In order to articulate his poetry, Audre Lorde converges in his activism this dual concern, in response to his own socialization break the silence and fight against invisibility. Engaged in various social movements (civil rights, women, gays and lesbians) that cross the history of the United States, she chooses not to hide any part of herself, to display in space public the "mosaic" of his identities (Yarnell, et.al.2019), all the differences (of class, race, sex and sexuality, which have constituted throughout his childhood and adolescence as many "handicaps", according to her own words), for which she could not find a hospitable space: she presents herself inseparably as "black, lesbian, feminist, poet, mother, warrior."
In the women's movement, she participates with Barbara Smith, one of the most radical African-American voices in the USA, in organizing the struggle of black feminists and lesbians, with the creation in 1974 of the Combahee River collective. in Boston - who will publish his Manifesto in April 1977, calling for consideration of the interlocking nature of oppression systems. She made the voice of black lesbians heard at a conference in Chicago in December 1977, with her major text, "Transformation of Silence into Language and Action" (to appear in Sister Outsider). The urgency of this call comes in the context of diagnosing her breast cancer: she cannot "afford the luxury" of "choosing between different fronts (Lorde, 1977).

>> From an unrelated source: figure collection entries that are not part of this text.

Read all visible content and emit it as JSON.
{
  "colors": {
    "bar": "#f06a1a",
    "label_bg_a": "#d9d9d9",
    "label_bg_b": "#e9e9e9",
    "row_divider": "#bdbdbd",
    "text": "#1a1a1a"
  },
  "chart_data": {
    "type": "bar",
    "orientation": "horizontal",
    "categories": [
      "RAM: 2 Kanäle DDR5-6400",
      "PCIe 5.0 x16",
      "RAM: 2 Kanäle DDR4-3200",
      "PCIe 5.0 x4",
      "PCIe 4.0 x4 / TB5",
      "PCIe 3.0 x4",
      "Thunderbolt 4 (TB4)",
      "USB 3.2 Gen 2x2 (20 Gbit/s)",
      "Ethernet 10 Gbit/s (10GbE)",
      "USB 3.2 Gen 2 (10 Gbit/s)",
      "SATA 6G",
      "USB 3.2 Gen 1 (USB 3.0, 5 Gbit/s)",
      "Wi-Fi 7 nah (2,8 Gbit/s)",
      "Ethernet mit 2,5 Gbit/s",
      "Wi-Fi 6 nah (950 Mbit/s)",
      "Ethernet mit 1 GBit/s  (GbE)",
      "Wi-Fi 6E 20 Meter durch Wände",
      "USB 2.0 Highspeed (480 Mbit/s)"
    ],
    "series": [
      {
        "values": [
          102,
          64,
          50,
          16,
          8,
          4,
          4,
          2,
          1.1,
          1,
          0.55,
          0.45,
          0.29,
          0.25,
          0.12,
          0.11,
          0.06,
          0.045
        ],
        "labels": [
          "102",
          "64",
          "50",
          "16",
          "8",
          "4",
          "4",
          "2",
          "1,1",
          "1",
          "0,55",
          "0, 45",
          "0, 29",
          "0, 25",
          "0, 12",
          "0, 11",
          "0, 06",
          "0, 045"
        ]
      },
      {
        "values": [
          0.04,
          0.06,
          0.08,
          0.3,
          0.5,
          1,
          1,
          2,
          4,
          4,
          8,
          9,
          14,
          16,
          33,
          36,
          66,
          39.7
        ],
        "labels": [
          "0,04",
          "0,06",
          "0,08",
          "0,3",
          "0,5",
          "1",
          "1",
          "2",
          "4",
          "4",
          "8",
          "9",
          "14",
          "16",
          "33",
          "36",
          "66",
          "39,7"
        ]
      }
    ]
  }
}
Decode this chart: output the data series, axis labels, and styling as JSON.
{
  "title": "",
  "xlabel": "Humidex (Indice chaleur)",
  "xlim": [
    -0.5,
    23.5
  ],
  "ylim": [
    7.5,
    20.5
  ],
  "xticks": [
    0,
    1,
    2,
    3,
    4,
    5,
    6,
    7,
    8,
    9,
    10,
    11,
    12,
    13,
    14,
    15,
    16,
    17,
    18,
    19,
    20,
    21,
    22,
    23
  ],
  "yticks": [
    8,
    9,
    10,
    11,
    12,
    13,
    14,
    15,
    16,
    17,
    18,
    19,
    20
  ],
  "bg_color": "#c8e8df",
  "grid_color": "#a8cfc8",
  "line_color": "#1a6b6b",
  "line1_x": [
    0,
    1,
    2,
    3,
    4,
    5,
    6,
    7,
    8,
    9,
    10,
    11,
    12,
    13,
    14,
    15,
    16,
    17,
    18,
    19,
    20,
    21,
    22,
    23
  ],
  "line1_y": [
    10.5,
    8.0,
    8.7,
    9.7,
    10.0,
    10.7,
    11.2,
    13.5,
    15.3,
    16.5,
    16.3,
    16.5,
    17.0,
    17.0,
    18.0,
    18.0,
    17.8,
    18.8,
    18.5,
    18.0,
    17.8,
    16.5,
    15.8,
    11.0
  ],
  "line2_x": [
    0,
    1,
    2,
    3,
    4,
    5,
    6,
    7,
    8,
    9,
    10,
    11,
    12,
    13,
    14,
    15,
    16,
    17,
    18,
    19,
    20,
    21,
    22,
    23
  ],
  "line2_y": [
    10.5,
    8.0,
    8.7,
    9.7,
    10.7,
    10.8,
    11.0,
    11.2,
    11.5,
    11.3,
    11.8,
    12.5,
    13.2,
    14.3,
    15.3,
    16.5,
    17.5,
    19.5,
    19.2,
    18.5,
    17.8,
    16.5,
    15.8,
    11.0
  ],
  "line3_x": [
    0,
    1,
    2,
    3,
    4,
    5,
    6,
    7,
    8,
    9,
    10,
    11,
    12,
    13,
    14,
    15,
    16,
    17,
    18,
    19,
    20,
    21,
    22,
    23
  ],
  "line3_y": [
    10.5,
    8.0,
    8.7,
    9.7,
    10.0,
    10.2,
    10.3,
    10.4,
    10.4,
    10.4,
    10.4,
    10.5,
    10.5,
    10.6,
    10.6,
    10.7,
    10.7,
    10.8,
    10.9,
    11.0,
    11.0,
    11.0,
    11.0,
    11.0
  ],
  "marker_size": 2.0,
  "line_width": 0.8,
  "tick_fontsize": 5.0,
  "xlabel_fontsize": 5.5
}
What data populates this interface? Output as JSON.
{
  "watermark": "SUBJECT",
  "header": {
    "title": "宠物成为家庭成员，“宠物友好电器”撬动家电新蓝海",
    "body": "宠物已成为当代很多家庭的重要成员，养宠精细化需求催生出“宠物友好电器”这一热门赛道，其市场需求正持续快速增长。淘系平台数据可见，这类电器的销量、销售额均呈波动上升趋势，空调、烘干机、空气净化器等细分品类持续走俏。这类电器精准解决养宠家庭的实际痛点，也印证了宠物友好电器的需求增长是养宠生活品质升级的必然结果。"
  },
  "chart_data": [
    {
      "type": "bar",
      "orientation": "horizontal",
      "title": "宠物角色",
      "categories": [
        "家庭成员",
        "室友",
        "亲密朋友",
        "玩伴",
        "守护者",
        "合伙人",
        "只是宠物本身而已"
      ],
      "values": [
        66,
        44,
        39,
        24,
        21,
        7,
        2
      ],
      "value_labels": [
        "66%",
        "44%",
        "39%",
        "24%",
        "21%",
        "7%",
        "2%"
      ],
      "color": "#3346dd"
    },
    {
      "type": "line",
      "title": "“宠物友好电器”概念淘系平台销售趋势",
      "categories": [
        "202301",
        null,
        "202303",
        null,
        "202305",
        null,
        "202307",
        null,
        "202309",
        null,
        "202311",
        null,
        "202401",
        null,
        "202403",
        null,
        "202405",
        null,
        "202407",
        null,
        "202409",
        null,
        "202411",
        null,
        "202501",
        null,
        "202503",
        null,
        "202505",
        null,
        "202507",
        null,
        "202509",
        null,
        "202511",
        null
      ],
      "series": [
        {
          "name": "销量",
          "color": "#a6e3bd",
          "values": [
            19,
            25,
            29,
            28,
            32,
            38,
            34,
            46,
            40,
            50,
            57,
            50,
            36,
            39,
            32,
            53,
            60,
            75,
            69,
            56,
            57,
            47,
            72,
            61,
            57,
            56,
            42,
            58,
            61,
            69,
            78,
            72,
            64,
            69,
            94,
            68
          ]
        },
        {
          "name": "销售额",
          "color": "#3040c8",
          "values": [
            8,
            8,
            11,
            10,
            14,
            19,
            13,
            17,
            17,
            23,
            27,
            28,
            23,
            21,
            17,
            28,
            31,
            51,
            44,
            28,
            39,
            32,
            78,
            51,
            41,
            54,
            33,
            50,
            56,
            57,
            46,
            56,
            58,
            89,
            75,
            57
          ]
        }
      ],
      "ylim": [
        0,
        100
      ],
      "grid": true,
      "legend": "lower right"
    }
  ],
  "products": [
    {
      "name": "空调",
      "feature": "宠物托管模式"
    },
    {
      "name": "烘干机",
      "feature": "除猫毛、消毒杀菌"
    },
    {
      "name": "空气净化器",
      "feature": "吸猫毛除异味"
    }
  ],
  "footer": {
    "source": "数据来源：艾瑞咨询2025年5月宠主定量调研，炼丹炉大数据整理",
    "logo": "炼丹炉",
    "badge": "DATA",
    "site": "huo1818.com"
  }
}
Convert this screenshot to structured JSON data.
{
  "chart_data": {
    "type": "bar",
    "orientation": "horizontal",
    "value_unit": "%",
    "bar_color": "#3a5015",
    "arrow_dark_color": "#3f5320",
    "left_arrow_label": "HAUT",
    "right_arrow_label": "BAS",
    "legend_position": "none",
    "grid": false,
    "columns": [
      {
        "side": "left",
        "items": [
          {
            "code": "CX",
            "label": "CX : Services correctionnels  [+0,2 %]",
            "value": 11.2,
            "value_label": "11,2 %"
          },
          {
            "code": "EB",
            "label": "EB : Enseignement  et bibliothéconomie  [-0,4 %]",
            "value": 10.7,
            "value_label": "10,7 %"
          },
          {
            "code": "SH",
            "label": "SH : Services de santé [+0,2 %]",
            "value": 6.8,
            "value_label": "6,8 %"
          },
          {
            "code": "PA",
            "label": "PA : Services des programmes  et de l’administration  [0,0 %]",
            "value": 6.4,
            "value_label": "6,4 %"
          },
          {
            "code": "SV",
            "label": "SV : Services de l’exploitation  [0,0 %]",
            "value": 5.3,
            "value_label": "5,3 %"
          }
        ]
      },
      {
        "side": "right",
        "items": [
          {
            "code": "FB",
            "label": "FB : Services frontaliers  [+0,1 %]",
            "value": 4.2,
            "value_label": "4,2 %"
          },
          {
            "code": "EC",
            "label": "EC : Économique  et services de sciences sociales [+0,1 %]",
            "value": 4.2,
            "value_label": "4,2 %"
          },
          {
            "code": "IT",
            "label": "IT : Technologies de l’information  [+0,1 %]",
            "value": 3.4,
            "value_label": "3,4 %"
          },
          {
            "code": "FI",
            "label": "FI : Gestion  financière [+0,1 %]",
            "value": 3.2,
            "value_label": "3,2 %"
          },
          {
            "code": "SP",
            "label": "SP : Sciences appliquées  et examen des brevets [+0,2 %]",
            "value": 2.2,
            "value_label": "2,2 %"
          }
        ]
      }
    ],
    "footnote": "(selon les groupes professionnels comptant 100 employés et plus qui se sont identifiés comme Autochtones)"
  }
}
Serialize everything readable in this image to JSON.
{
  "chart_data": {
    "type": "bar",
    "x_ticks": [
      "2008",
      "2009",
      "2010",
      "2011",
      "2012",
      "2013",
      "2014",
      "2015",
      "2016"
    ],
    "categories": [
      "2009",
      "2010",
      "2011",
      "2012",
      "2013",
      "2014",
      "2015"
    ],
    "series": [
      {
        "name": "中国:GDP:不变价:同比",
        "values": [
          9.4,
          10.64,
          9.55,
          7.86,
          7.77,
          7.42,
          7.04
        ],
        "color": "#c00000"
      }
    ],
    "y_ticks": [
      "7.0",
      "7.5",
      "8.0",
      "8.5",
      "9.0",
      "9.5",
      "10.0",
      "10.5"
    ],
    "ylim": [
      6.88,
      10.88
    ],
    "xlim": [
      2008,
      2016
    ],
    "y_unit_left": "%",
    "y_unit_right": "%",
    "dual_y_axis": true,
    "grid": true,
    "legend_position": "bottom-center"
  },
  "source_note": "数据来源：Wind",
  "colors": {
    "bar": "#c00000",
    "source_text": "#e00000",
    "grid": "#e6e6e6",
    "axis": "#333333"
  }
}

One of the major theoretical and practical is the radical critique of the white middle class American feminists that limited thinking about oppression to gender hierarchy, calling in particular to rethink the articulation of sexism, heterosexism, racism, classism, ageism. It makes it necessary to modify and renew the grids of feminist readings, it denounces as a form of myopia or blindness of the white feminists this non-taking into account of the plural realities, the differences between the women, in particular those which evolve in other social contexts than middle-class white communities.
The interesting element in this journey is Audre Lorde's experience of situations of cumulative disability: a daughter of black migrants, poor workers, considered blind, overweight, discovering her love for women, she is crossroads of multiple sites of related oppressions. And this is how she is repeatedly seen as outsider: marginal in her family, in school, in the world of work, in her friendly circle, in the (very masculine) circle of black writers and poets, in the middle of the left, in the New York lesbian circle. It is also in the marginalized lesbian community, also oppressed, that will impose on her the need to give shape to her rage, to break the silences, exposing the lines of division and sources of oppression at the same time. work, including in this group.
BIBLIOGRAPHY Lorde, A. (1977). The transformation of silence into language and action. Identity politics in the women’s movement, 81-84.
Yarnell, L. M., Neff, K. D., Davidson, O. A., & Mullarkey, M. (2019). Gender differences in self-compassion: Examining the role of gender role orientation. Mindfulness, 10(6), 1136-1152.